Please try the latest version

updatede commented 6 years ago

@nbd168 It improves since commit 7a31731. Turn off screen for 10 mins seems have no latency any more. But for 15~20 mins, the same problem is back. I checked ath9k code , when sta is about sleeping, ath9k call ieee80211_sta_set_buffered with "true", and it has a ath_tx_aggr_sleep function that call ieee80211_sta_set_buffered either, after releasing buffer, it call ieee80211_sta_set_buffered with "false". But in mt76 code , there is only place call ieee80211_sta_set_buffered with "false", no "true" call by checking sleeping, is it the reason of issue ?

updatede commented 6 years ago

"If the driver buffers frames in the driver for aggregation in any way, it must use the ieee80211_sta_set_buffered() call when it is notified of the station going to sleep to inform mac80211 of any TIDs that have frames buffered." from Linux 802.11 Driver Developer’s Guide. Maybe need some aggregation-sleeping logic.

updatede commented 6 years ago

@nbd168 I add some printk() in mt76_txq_schedule_list(), the doze time need to trigger bug increase again. So, maybe it's newly added code increase the execution time of mt76_txq_schedule_list(), and the trigger of the bug need to call mt76_txq_schedule_list() a number of times.

updatede commented 6 years ago

@nbd168 I reverted mt76 driver to first commit 9e7049b "Initial import" and the same problem still exist. I made some modification to fit latest mac80211/cfg80211 because I couldn't get old mac80211 source code. After that I wonder if mir3g's hardware is not compatible with ios or ipad air2 hardware, so I restore mir3g to stock firmware, the issue disppeared. So I think bug is in initial driver code, or mac80211 code before/after "Initial import".

updatede commented 6 years ago

@nbd168 I disable 80211n/ac by setting mode to legacy to see if issue still exist. From captures I can see ping frame from AP to STA now because of no aggregation. When bug triggered I saw once a ping frame sent to STA before STA sent wakup null frame to AP. If it's not a monitor interface issue, I think maybe it's the reason of this bug. I've sent packet capture to your email address.

updatede commented 6 years ago

@nbd168 I have some new findings about this bug.
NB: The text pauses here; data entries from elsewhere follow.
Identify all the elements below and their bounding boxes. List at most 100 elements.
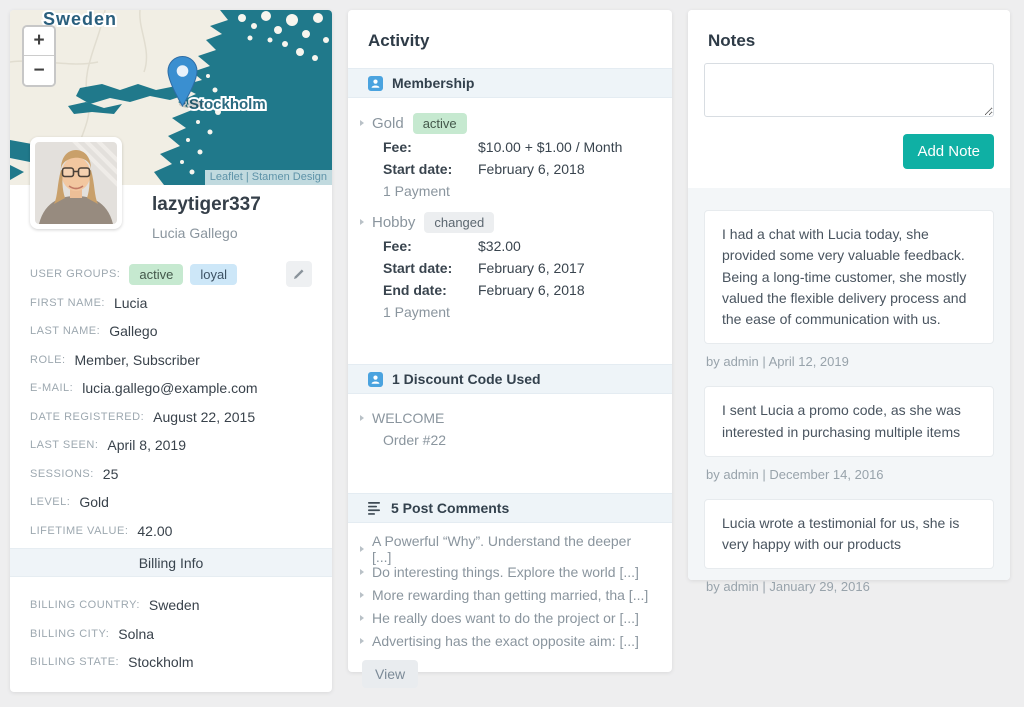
chevron-right-icon: [360, 638, 364, 645]
map-islands: [180, 11, 329, 175]
map-city-label: Stockholm: [189, 96, 266, 113]
detail-label: Fee:: [383, 238, 412, 254]
profile-card: Sweden Stockholm + − Leaflet | Stamen De…: [10, 10, 332, 692]
profile-field-row: LIFETIME VALUE: 42.00: [30, 517, 312, 546]
notes-header-section: Notes Add Note: [688, 10, 1010, 188]
detail-label: Start date:: [383, 161, 453, 177]
profile-field-row: LEVEL: Gold: [30, 488, 312, 517]
comments-section-header: 5 Post Comments: [348, 493, 672, 523]
membership-entry-toggle[interactable]: Gold active: [360, 110, 652, 136]
field-label: ROLE:: [30, 353, 66, 366]
membership-entry: Gold active Fee: $10.00 + $1.00 / Month …: [360, 110, 652, 202]
membership-name: Hobby: [372, 213, 416, 231]
comment-text: Advertising has the exact opposite aim: …: [372, 633, 639, 650]
detail-label: End date:: [383, 282, 447, 298]
avatar-image: [35, 142, 117, 224]
field-value: Gold: [79, 494, 109, 511]
map-sea: [154, 10, 332, 185]
notes-panel: Notes Add Note I had a chat with Lucia t…: [688, 10, 1010, 594]
notes-title: Notes: [708, 31, 756, 50]
profile-field-row: LAST NAME: Gallego: [30, 317, 312, 346]
field-value: April 8, 2019: [107, 437, 186, 454]
comment-text: Do interesting things. Explore the world…: [372, 563, 639, 580]
pencil-icon: [294, 269, 304, 279]
billing-info-header: Billing Info: [10, 548, 332, 577]
add-note-button[interactable]: Add Note: [903, 134, 994, 169]
member-card-icon: [368, 75, 383, 91]
field-label: BILLING COUNTRY:: [30, 599, 140, 612]
payments-link[interactable]: 1 Payment: [383, 304, 450, 320]
profile-details: USER GROUPS: active loyal FIRST NAME: Lu…: [30, 260, 312, 545]
edit-user-groups-button[interactable]: [286, 261, 312, 287]
location-map[interactable]: Sweden Stockholm + − Leaflet | Stamen De…: [10, 10, 332, 185]
comment-item[interactable]: More rewarding than getting married, tha…: [360, 583, 652, 606]
membership-list: Gold active Fee: $10.00 + $1.00 / Month …: [348, 98, 672, 323]
discount-list: WELCOME Order #22: [348, 394, 672, 451]
profile-field-row: DATE REGISTERED: August 22, 2015: [30, 403, 312, 432]
view-comments-button[interactable]: View: [362, 659, 419, 688]
avatar: [30, 137, 122, 229]
membership-section-title: Membership: [392, 75, 475, 91]
comment-text: A Powerful “Why”. Understand the deeper …: [372, 532, 632, 565]
billing-fields: BILLING COUNTRY: Sweden BILLING CITY: So…: [30, 591, 312, 677]
field-value: Lucia: [113, 294, 148, 311]
membership-detail-rows: Fee: $10.00 + $1.00 / Month Start date: …: [383, 136, 652, 180]
discount-card-icon: [368, 371, 383, 387]
field-label: LEVEL:: [30, 496, 71, 509]
full-name: Lucia Gallego: [152, 225, 238, 241]
note-meta: by admin | January 29, 2016: [706, 579, 870, 595]
map-marker-icon[interactable]: [167, 56, 203, 108]
membership-name: Gold: [372, 114, 404, 132]
user-groups-label: USER GROUPS:: [30, 268, 121, 281]
map-attribution[interactable]: Leaflet | Stamen Design: [204, 170, 332, 185]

I find new ways to reproduce the symptom:

  1. Switch off wifi on iPad air2 , restart wifi on AP, don't connect any STA to AP, let AP run wifi for 15~20 mins, then connect iPad air2 to AP, the symptom appears.
  2. Restart wifi on AP, connect iPad air2 to AP, keep pinging from AP to iPad air2 for 15-20 mins, the symptom appears. So, even we can see later wakeup null frame, but this bug is not about sleep, not about sleep time, it's only about running time of AP after restarting wifi. Old version ipad that only support 80211N seems not affected , not very sure. Android client that support 80211AC also affected, ping echo time after triggered is 500-600ms, it's less than iPad's but significantly larger than normal.
updatede commented 6 years ago

@nbd168 I don't know if you test after my last comment. But I found that changing "beacon_int" can change bug trigger time. For example, change "beacon_int" to 50 will trigger this bug 10 mins after restarting wifi, 100 is 20 mins, 200 is 40 mins, and so on. So I think this bug is in beacon or packet sending related code.

updatede commented 6 years ago

this project does not want to fix this bug and i switch to stock driver to abandon this driver.

nbd168 commented 6 years ago

I do want to fix this bug, I just don't have much time on my hands at the moment.

updatede commented 6 years ago

no, thanks

jsantala commented 6 years ago

Just keep the ticket open, please. There's other people who want to see this fixed. Thanks!

Mushoz commented 6 years ago

Agreed. Please leave this ticket open. There is valuable information in here and there are more people who would like to see this fixed.